The Republicans’ “big, beautiful bill” will make the poorest Americans even poorer, while padding the wallets of the highest earners the most, according to a new analysis released Monday by Congress’s budget arm.
The assessment, conducted by the Congressional Budget Office at the request of top Democrats, found that the top 10 percent of earners in the country will see an average boost of $13,600 per year over the next decade as a direct result of provisions in the law, while the bottom 10 percent will see an average annual decrease of $1,200.

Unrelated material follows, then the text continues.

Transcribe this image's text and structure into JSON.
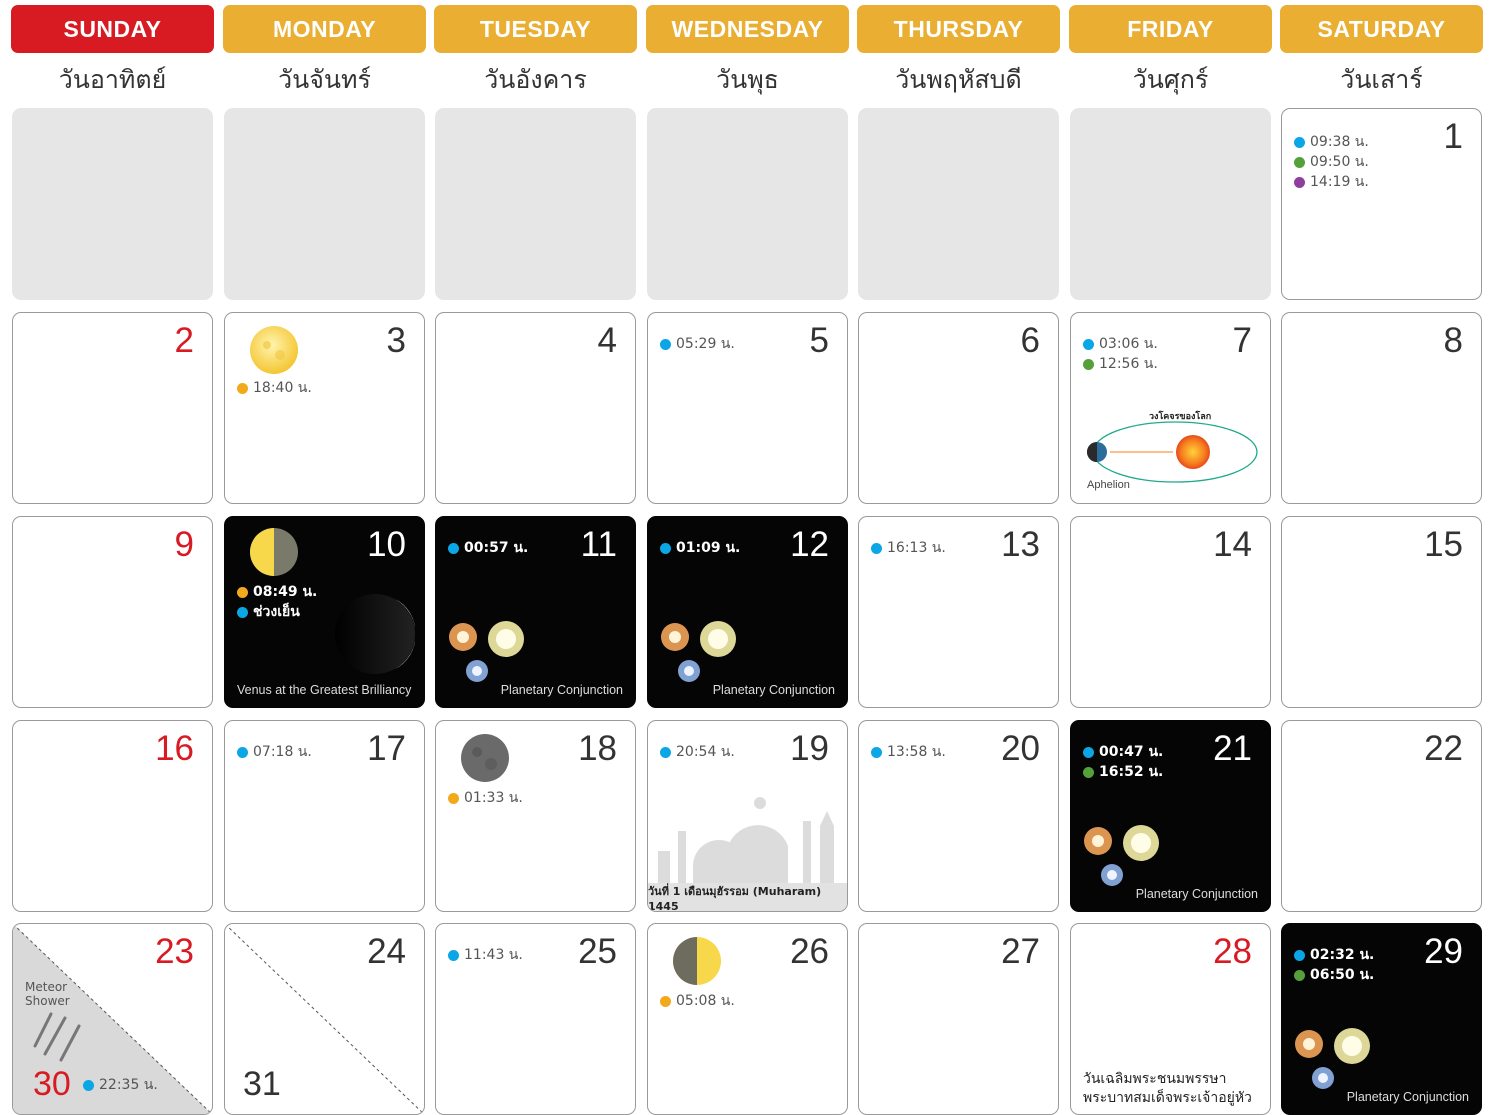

The report challenges the arguments made by President Trump and other Republicans that the massive domestic policy package would benefit workers at all levels of wealth and income. And it’s given fuel to the attacks from Democrats that the legislation was, all along, designed to help the wealthiest people at the expense of the working poor.
“They just confirmed Trump is enriching his billionaire friends at the expense of American families,” Rep. Brendan Boyle (D-Pa.), the senior Democrat on the House Budget Committee, posted Monday on X after the CBO report was released.
“It is the largest transfer of wealth from working Americans to the ultra-rich in history.”
Enacted last month, the “big, beautiful bill” was a compilation of virtually all of the major domestic policy items Trump had promised on his way to a presidential victory in November. It features an extension of the sweeping tax cuts Republicans had adopted in 2017, during Trump’s first term, which were slated to expire at the end of the year, and provides a big boost in spending for border security, the military and domestic energy production.
A portion of those new federal costs were offset by steep cuts in federal programs, including Medicaid and the Supplemental Nutrition Assistance Program (SNAP), previously known as food stamps, which benefit lower-income people. The law also puts new limits on ObamaCare subsidies and adopts new caps on federal student loans, which also affect lower-income people disproportionately.
The CBO’s analysis aims to gauge the cumulative effect of the various components of the law, as applied to households at differing income levels.
Most workers will benefit from the law to some degree, largely due to the extension of the 2017 tax cuts, CBO found. High earners benefit the most — $13,600 for the top 10 percent, $3,200 for the next 10 percent below them — because they make the most money and tend not to receive benefits from the federal programs set to be cut.
The 20 percent of workers in the middle of the income spectrum will also see a bump: between $800 and $1,200 per year over the next decade, CBO estimated.
The lowest earners, however, will see a reduction in overall resources under the new law, largely because the cuts in federal programs like Medicaid and SNAP will eclipse any benefits, including the tax cuts, elsewhere in the bill. That negative trend is expected to hit those in the bottom 20 percent of earners, CBO said, resulting in a $1,200 reduction for the lowest 10 percent of incomes, and a $400 reduction for the 10 percent directly above them.
Republicans have dismissed the CBO’s projections in the past, arguing that they fail to take into account the broad economic boost provided by the tax cuts — a “dynamic” benefit the Republicans say benefits people of all income levels.